High stakes as Hungary eyes Russian oil ban exemption

2022-05-28 08:22:29 By : Ms. Sweet Zhou

Agence France-Presse . Budapest | Published: 22:08, May 27,2022

This file photo taken on May 5 shows a general view of the Duna (Danube) Refinery of Hungarian MOL Company near the town of Szazhalombatta, about 30 km south of Budapest.  With EU leaders set to meet Monday to try to seal a sixth Russia sanctions package that includes an oil embargo, Hungarian prime minister Viktor Orban has mounted his latest show of defiance. — AFP photo

With EU leaders set to meet Monday to try to seal a sixth Russia sanctions package that includes an oil embargo, Hungarian prime minister Viktor Orban has mounted his latest show of defiance.  

The package proposed earlier this month by the European Commission, the bloc’s executive arm, requires unanimous backing from all 27 EU member states.  

But the combative Orban, elected for a fourth straight term last month, has described an embargo as ‘a red line’ and an ‘atomic bomb’ that would destroy the central European country’s economy. 

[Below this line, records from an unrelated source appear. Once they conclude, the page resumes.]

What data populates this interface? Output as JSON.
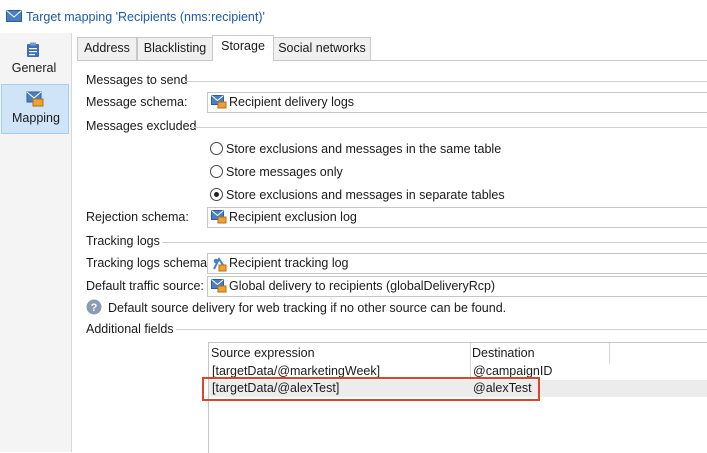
{
  "window": {
    "title": "Target mapping 'Recipients (nms:recipient)'"
  },
  "nav": [
    {
      "label": "General"
    },
    {
      "label": "Mapping"
    }
  ],
  "tabs": [
    "Address",
    "Blacklisting",
    "Storage",
    "Social networks"
  ],
  "active_tab": "Storage",
  "sections": {
    "messages_to_send": "Messages to send",
    "messages_excluded": "Messages excluded",
    "tracking_logs": "Tracking logs",
    "additional_fields": "Additional fields"
  },
  "fields": {
    "message_schema": {
      "label": "Message schema:",
      "value": "Recipient delivery logs"
    },
    "rejection_schema": {
      "label": "Rejection schema:",
      "value": "Recipient exclusion log"
    },
    "tracking_logs_schema": {
      "label": "Tracking logs schema:",
      "value": "Recipient tracking log"
    },
    "default_traffic_source": {
      "label": "Default traffic source:",
      "value": "Global delivery to recipients (globalDeliveryRcp)"
    }
  },
  "radios": [
    {
      "label": "Store exclusions and messages in the same table",
      "selected": false
    },
    {
      "label": "Store messages only",
      "selected": false
    },
    {
      "label": "Store exclusions and messages in separate tables",
      "selected": true
    }
  ],
  "info_text": "Default source delivery for web tracking if no other source can be found.",
  "table": {
    "columns": [
      "Source expression",
      "Destination"
    ],
    "rows": [
      [
        "[targetData/@marketingWeek]",
        "@campaignID"
      ],
      [
        "[targetData/@alexTest]",
        "@alexTest"
      ]
    ],
    "highlighted_row": 1
  },
  "colors": {
    "title": "#1e5aa8",
    "nav_selected": "#cfe5f7",
    "highlight": "#d9462b"
  }
}
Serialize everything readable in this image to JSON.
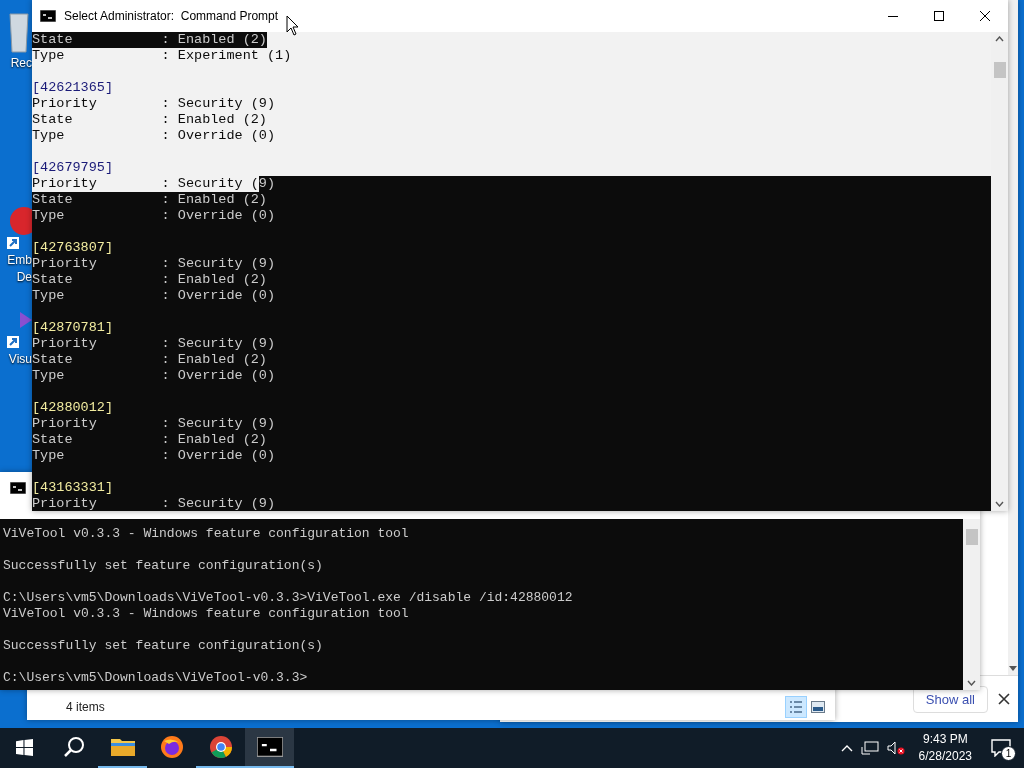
{
  "desktop": {
    "icons": [
      {
        "kind": "bin",
        "label_lines": [
          "Rec"
        ]
      },
      {
        "kind": "red",
        "label_lines": [
          "Emb",
          "De"
        ]
      },
      {
        "kind": "purple",
        "label_lines": [
          "Visu"
        ]
      }
    ]
  },
  "browser": {
    "download_bar": {
      "button": "Show all"
    }
  },
  "explorer": {
    "status": "4 items",
    "views": [
      {
        "kind": "details",
        "selected": true
      },
      {
        "kind": "preview",
        "selected": false
      }
    ]
  },
  "back_console": {
    "lines": [
      {
        "kind": "text",
        "text": "ViVeTool v0.3.3 - Windows feature configuration tool"
      },
      {
        "kind": "blank"
      },
      {
        "kind": "text",
        "text": "Successfully set feature configuration(s)"
      },
      {
        "kind": "blank"
      },
      {
        "kind": "text",
        "text": "C:\\Users\\vm5\\Downloads\\ViVeTool-v0.3.3>ViVeTool.exe /disable /id:42880012"
      },
      {
        "kind": "text",
        "text": "ViVeTool v0.3.3 - Windows feature configuration tool"
      },
      {
        "kind": "blank"
      },
      {
        "kind": "text",
        "text": "Successfully set feature configuration(s)"
      },
      {
        "kind": "blank"
      },
      {
        "kind": "text",
        "text": "C:\\Users\\vm5\\Downloads\\ViVeTool-v0.3.3>"
      }
    ]
  },
  "front_console": {
    "title": "Select Administrator:  Command Prompt",
    "lines": [
      {
        "kind": "field",
        "segments": [
          {
            "text": "State           : Enabled (2)",
            "selected": false
          }
        ],
        "tail_selected": true
      },
      {
        "kind": "field",
        "text": "Type            : Experiment (1)",
        "selected": true
      },
      {
        "kind": "blank",
        "selected": true
      },
      {
        "kind": "id",
        "text": "[42621365]",
        "selected": true
      },
      {
        "kind": "field",
        "text": "Priority        : Security (9)",
        "selected": true
      },
      {
        "kind": "field",
        "text": "State           : Enabled (2)",
        "selected": true
      },
      {
        "kind": "field",
        "text": "Type            : Override (0)",
        "selected": true
      },
      {
        "kind": "blank",
        "selected": true
      },
      {
        "kind": "id",
        "text": "[42679795]",
        "selected": true
      },
      {
        "kind": "field",
        "segments": [
          {
            "text": "Priority        : Security (",
            "selected": true
          },
          {
            "text": "9)",
            "selected": false
          }
        ],
        "tail_selected": false
      },
      {
        "kind": "field",
        "text": "State           : Enabled (2)",
        "selected": false
      },
      {
        "kind": "field",
        "text": "Type            : Override (0)",
        "selected": false
      },
      {
        "kind": "blank",
        "selected": false
      },
      {
        "kind": "id",
        "text": "[42763807]",
        "selected": false
      },
      {
        "kind": "field",
        "text": "Priority        : Security (9)",
        "selected": false
      },
      {
        "kind": "field",
        "text": "State           : Enabled (2)",
        "selected": false
      },
      {
        "kind": "field",
        "text": "Type            : Override (0)",
        "selected": false
      },
      {
        "kind": "blank",
        "selected": false
      },
      {
        "kind": "id",
        "text": "[42870781]",
        "selected": false
      },
      {
        "kind": "field",
        "text": "Priority        : Security (9)",
        "selected": false
      },
      {
        "kind": "field",
        "text": "State           : Enabled (2)",
        "selected": false
      },
      {
        "kind": "field",
        "text": "Type            : Override (0)",
        "selected": false
      },
      {
        "kind": "blank",
        "selected": false
      },
      {
        "kind": "id",
        "text": "[42880012]",
        "selected": false
      },
      {
        "kind": "field",
        "text": "Priority        : Security (9)",
        "selected": false
      },
      {
        "kind": "field",
        "text": "State           : Enabled (2)",
        "selected": false
      },
      {
        "kind": "field",
        "text": "Type            : Override (0)",
        "selected": false
      },
      {
        "kind": "blank",
        "selected": false
      },
      {
        "kind": "id",
        "text": "[43163331]",
        "selected": false
      },
      {
        "kind": "field",
        "text": "Priority        : Security (9)",
        "selected": false
      }
    ]
  },
  "taskbar": {
    "apps": [
      {
        "kind": "start",
        "running": false,
        "selected": false
      },
      {
        "kind": "search",
        "running": false,
        "selected": false
      },
      {
        "kind": "folder",
        "running": true,
        "selected": false
      },
      {
        "kind": "firefox",
        "running": false,
        "selected": false
      },
      {
        "kind": "chrome",
        "running": true,
        "selected": false
      },
      {
        "kind": "terminal",
        "running": true,
        "selected": true
      }
    ],
    "clock": {
      "time": "9:43 PM",
      "date": "6/28/2023"
    },
    "notifications": "1"
  }
}
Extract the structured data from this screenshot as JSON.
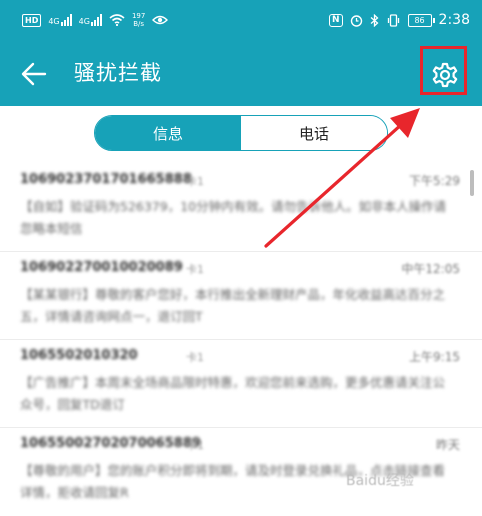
{
  "status_bar": {
    "carrier_badge": "HD",
    "net1": "4G",
    "net2": "4G",
    "speed_value": "197",
    "speed_unit": "B/s",
    "nfc": "N",
    "battery": "86",
    "time": "2:38"
  },
  "app_bar": {
    "title": "骚扰拦截",
    "back_icon": "back-arrow-icon",
    "settings_icon": "gear-icon"
  },
  "tabs": [
    {
      "label": "信息",
      "active": true
    },
    {
      "label": "电话",
      "active": false
    }
  ],
  "messages": [
    {
      "number": "1069023701701665888",
      "flag": "卡1",
      "time": "下午5:29",
      "preview": "【自如】验证码为526379，10分钟内有效。请勿告诉他人。如非本人操作请忽略本短信"
    },
    {
      "number": "106902270010020089",
      "flag": "卡1",
      "time": "中午12:05",
      "preview": "【某某银行】尊敬的客户您好，本行推出全新理财产品，年化收益高达百分之五，详情请咨询网点一，退订回T"
    },
    {
      "number": "1065502010320",
      "flag": "卡1",
      "time": "上午9:15",
      "preview": "【广告推广】本周末全场商品限时特惠，欢迎您前来选购，更多优惠请关注公众号，回复TD退订"
    },
    {
      "number": "10655002702070065889",
      "flag": "卡1",
      "time": "昨天",
      "preview": "【尊敬的用户】您的账户积分即将到期，请及时登录兑换礼品，点击链接查看详情，拒收请回复R"
    }
  ],
  "watermark": "Baidu经验",
  "colors": {
    "brand": "#17a2b8",
    "highlight": "#e8262c"
  }
}
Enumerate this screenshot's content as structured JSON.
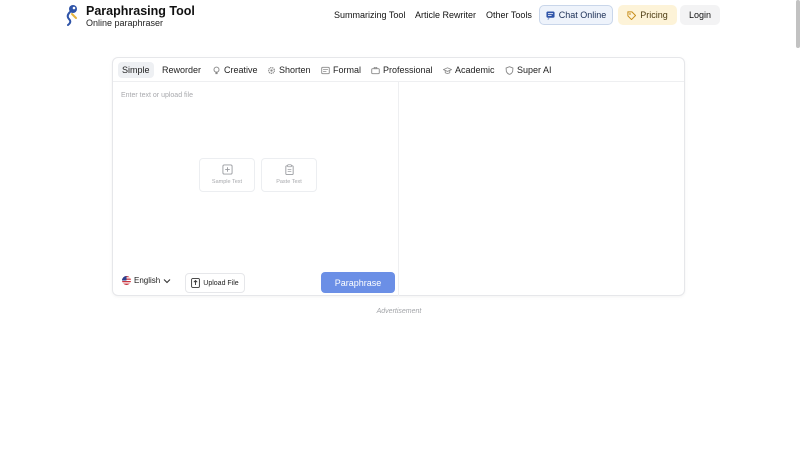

Budapest — which under Orban sought close ties to Moscow until the invasion of Ukraine — insists a ban would spark recession, shortages and rocketing prices, and undermine Hungary’s energy security. 

In a letter last week, Orban told EU chief Charles Michel that bringing up the embargo at the leaders’ summit would be pointless.  

‘Solutions must come before sanctions,’ said Orban, who has often been the odd-man-out in EU decision-making and currently is at loggerheads with the bloc over rule-of-law issues. 

Orban has dismissed the EU’s compromise offer of a short exemption of a few years, and insists that the package exempts imports through pipelines like the ‘Druzhba’ (Friendship) which delivers the Urals crude brand that meets around 65 per cent of landlocked Hungary’s oil demand. 

Alternatively it wants a longer exemption and transition period of at least three and half to four years, and at least 800 million euros ($ 860 million) in EU funds to re-tool refineries for non-Russian crude oil processing and boost the capacity of a pipeline to neighbouring Croatia.

Faced with the stand-off, voices abroad, including German economy minister Robert Habeck, have called for the EU to launch the embargo regardless. 

‘If the 26 of us consent to it, even if with the exception of Hungary, it’s a path I would always support,’ he told German public radio.

Some experts are sceptical about the official claims of alarm over a Russian oil ban.  

‘It would be difficult for the economy but not an atomic bomb,’ Zoltan Torok, an economist at Raiffeisen Bank in Budapest, told AFP. 

‘Although costly, potentially leading to some shortages, and not solvable from one day to another, it’s a challenge that can be managed,’ he said. 

Hungarian energy conglomerate MOL operates a refinery near Budapest and another in Slovakia, both considered among the EU’s most modern and adaptable.

Most experts say refinery redesigns for different types of crude oil processing can often be made within six to eighteen months not many years. 

In fact, Hungary’s resistance more likely stems from a ‘windfall situation’ currently enjoyed by MOL due to the war, said Tamas Pletser, an energy analyst with Erste Bank in Budapest.   

Run by a close Orban ally, MOL usually bought Russian crude oil at around one to three dollars (0.90 to 2.80 euros) per barrel cheaper than Brent oil.   

But due to fear of the embargo that difference is now up to 30 to 40 dollars per barrel.   

‘MOL is now gaining on both sides, buying cheap crude oil from Russia and selling it at a good price on the free market, it’s making an estimated additional $ 10 million a day,’ Pletser told AFP.  

On Thursday Budapest announced a windfall tax aimed at raising 300 billion forints (760 million euros, $ 820 million) from ‘extra profit’ earned by energy companies, mainly MOL.

The tax bonanza could help shore up Orban’s economic campaigns like caps on petrol pump and household utility prices, says Attila Holoda, a former state secretary under Orban and ex-MOL employee. 

‘The embargo refusal is only about the money: protecting MOL’s profit, and indirectly windfall tax revenues,’ he told AFP.

Populist measures like the petrol price caps helped Orban win re-election by a landslide in April, and cheap Russian energy is seen as a cornerstone of his strategy for keeping power. 

Hungary signed a long-term gas contract with Gazprom last year, and just three weeks before Russia’s invasion of Ukraine Orban discussed the deal in Moscow with Russian president Vladimir Putin. 

Orban has treaded a neutral line so far during the war, not blaming Putin for starting the war, and sending humanitarian aid but no weapons to Ukraine. 

With Hungary depending on Russia for 85 per cent of its gas its oil veto is also ‘because of the danger an EU gas embargo could be next which really would be an economic atomic bomb,’ said Zoltan Torok.